Die „heute journal“-Redaktion des ZDF sei „den nebulösen Wertungen des Correctiv-Berichts auf den Leim“ gegangen, kommentierte Anwalt Carsten Brennecke, der Ulrich Vosgerau vor Gericht vertrat. „Damit ist das ZDF nicht allein, denn anderen Presseorganisationen unterliefen im Überbietungswettbewerb um die angsteinflößendste Schlagzeile zum Potsdam-Treffen ähnlich grobe journalistische Fehler, die von diversen Gerichten verboten wurden. Ein erheblicher Schaden entstand dabei den Teilnehmern des Treffens, die sich zwar gegen die falschen Darstellungen und Berichterstattungen in zahlreichen Verfahren erfolgreich vor Gericht wehrten, aber bis heute um ihren Ruf kämpfen.“
Vosgerau stehe der „ersichtliche Unterlassungsanspruch gegen den Antragsgegner zu“, urteilte das Landgericht nun am 30. Oktober. Die Berichterstattung verletze den Antragsteller in seinem allgemeinen Persönlichkeitsrecht. Denn der Antragsteller sei in der angegriffenen Berichterstattung erkennbar.
Brennecke hatte vor Gericht zudem bemängelt, dass das ZDF seiner journalistischen Sorgfaltspflicht nicht nachgekommen sei und die Teilnehmer des Treffens um eine Stellungnahme gebeten habe. Das ZDF begründete dies vor Gericht mit der mangelnden Zeit. „Im Rahmen der tagesaktuellen Nachrichtenberichterstattung, in der den Medien eigene Nachrecherchen aus Zeitgründen in aller Regel nicht möglich sind, muss es zur Vermeidung der rechtlichen Betroffenheit ausreichen, dass die Medien auf eine Namensnennung der beteiligten Personen und auf andere identifizierende Angaben im Beitrag selbst verzichten“, argumentierte das ZDF. „Andernfalls wäre eine seriöse, die Quellen offenlegende, aktuelle Berichterstattung über Rechercheergebnisse Dritter praktisch nicht möglich.“
Carsten Brennecke vertrat Ulrich Vosgerau vor Gericht.

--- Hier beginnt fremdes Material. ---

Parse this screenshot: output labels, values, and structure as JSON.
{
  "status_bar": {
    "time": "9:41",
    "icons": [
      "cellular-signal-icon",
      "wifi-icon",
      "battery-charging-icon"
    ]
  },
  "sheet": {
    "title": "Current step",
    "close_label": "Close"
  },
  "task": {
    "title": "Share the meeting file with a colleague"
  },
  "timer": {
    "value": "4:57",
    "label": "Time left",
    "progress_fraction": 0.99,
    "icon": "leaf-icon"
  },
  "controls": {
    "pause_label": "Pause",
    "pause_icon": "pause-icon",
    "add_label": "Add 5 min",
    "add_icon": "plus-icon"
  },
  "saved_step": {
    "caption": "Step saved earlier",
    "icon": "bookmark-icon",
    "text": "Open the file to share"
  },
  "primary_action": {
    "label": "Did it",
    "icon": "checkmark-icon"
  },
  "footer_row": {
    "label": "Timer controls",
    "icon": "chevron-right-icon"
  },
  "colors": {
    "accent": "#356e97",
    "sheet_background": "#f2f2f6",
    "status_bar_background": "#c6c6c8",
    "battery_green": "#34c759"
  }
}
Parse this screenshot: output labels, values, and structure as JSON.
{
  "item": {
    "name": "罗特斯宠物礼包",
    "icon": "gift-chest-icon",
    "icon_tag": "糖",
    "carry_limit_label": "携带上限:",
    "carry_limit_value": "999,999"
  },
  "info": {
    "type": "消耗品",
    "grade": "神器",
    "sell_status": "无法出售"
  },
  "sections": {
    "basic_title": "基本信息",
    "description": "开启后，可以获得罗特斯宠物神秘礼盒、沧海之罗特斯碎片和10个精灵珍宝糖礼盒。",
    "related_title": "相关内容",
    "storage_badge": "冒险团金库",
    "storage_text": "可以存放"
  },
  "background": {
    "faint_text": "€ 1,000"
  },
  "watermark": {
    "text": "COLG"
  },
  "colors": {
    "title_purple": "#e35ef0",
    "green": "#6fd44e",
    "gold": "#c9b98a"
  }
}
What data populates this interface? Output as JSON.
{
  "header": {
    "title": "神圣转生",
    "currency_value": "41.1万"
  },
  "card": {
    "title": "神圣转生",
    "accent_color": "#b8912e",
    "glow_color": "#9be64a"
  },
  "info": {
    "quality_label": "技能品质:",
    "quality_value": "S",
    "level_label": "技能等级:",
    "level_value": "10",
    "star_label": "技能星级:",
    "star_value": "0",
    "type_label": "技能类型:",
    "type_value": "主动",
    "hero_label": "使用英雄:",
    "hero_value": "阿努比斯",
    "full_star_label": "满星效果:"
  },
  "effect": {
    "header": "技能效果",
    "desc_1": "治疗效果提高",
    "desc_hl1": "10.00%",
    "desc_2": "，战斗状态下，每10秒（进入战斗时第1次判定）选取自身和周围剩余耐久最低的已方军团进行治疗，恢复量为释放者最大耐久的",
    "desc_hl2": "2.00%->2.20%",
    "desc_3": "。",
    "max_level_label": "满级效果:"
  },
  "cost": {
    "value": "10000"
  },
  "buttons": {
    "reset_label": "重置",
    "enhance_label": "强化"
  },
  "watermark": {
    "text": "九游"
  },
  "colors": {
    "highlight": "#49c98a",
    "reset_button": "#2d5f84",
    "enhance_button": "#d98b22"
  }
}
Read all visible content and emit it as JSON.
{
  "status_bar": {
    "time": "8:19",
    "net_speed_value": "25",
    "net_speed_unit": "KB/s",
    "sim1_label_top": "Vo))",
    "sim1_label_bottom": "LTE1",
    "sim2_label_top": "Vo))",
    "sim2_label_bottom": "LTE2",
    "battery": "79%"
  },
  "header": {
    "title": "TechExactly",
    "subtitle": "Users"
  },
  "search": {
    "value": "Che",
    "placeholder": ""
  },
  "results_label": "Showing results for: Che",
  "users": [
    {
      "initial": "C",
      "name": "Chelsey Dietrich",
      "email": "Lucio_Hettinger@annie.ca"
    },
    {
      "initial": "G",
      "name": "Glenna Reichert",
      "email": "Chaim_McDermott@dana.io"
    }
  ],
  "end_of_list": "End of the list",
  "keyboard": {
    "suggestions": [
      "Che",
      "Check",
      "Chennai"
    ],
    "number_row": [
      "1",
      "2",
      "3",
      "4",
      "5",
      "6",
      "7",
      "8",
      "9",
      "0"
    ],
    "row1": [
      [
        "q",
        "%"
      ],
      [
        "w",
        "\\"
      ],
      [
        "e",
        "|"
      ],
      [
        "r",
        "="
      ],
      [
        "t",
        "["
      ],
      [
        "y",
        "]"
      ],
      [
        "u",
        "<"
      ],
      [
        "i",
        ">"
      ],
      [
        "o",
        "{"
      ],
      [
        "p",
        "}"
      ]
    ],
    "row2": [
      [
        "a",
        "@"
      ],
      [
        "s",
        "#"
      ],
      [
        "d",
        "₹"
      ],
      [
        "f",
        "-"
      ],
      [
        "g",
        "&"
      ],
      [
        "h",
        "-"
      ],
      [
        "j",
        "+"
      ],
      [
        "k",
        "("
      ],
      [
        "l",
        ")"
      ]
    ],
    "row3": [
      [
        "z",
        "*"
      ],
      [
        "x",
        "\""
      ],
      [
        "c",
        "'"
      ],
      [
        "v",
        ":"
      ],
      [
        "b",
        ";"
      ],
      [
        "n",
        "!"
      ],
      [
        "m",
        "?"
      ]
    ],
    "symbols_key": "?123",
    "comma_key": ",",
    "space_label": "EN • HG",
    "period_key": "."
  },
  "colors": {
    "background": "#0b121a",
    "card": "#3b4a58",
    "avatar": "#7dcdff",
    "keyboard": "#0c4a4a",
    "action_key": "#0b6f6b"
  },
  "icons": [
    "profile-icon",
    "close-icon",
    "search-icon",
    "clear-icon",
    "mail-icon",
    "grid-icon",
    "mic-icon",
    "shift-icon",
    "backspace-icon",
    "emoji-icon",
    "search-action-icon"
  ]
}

Das wollte das Gericht so nicht anerkennen: Dieser Einwand verfange nicht, „da die Berichterstattung viele weitere Monate im Internet vorgehalten worden ist“. Anwalt Brennecke meint: „Damit gesteht das ZDF zu, dass es bei der tagesaktuellen Berichterstattung Meldungen Dritter ungeprüft und ungefiltert weiterverbreitet, was nicht gerade ein Aushängeschild für die Qualität der Berichterstattung ist.“ Das sei bereits ein journalistisches Versagen, „aber auch nachträglich kam das ZDF seiner journalistischen Sorgfaltspflicht nicht nach“: So habe das ZDF über zehn Monate lang die aktuellen Entwicklungen rund um das Potsdam-Treffen ignoriert. „Obwohl Dr. Vosgerau seit Monaten identische Falschdarstellungen gerichtlich verbieten ließ, verbreitete das ZDF seinen falschen Bericht online weiter.“ Das wurde nun auch in der Verbotsbegründung des Landgerichts angeführt.
Gegen die Entscheidung kann innerhalb von sechs Monaten Beschwerde eingelegt werden. Das ZDF hat den Beitrag vom 10. Januar jedoch mittlerweile gelöscht: „Der gewünschte Inhalt ist leider nicht vorhanden. (Fehlercode: 404)“, heißt es in der Mediathek.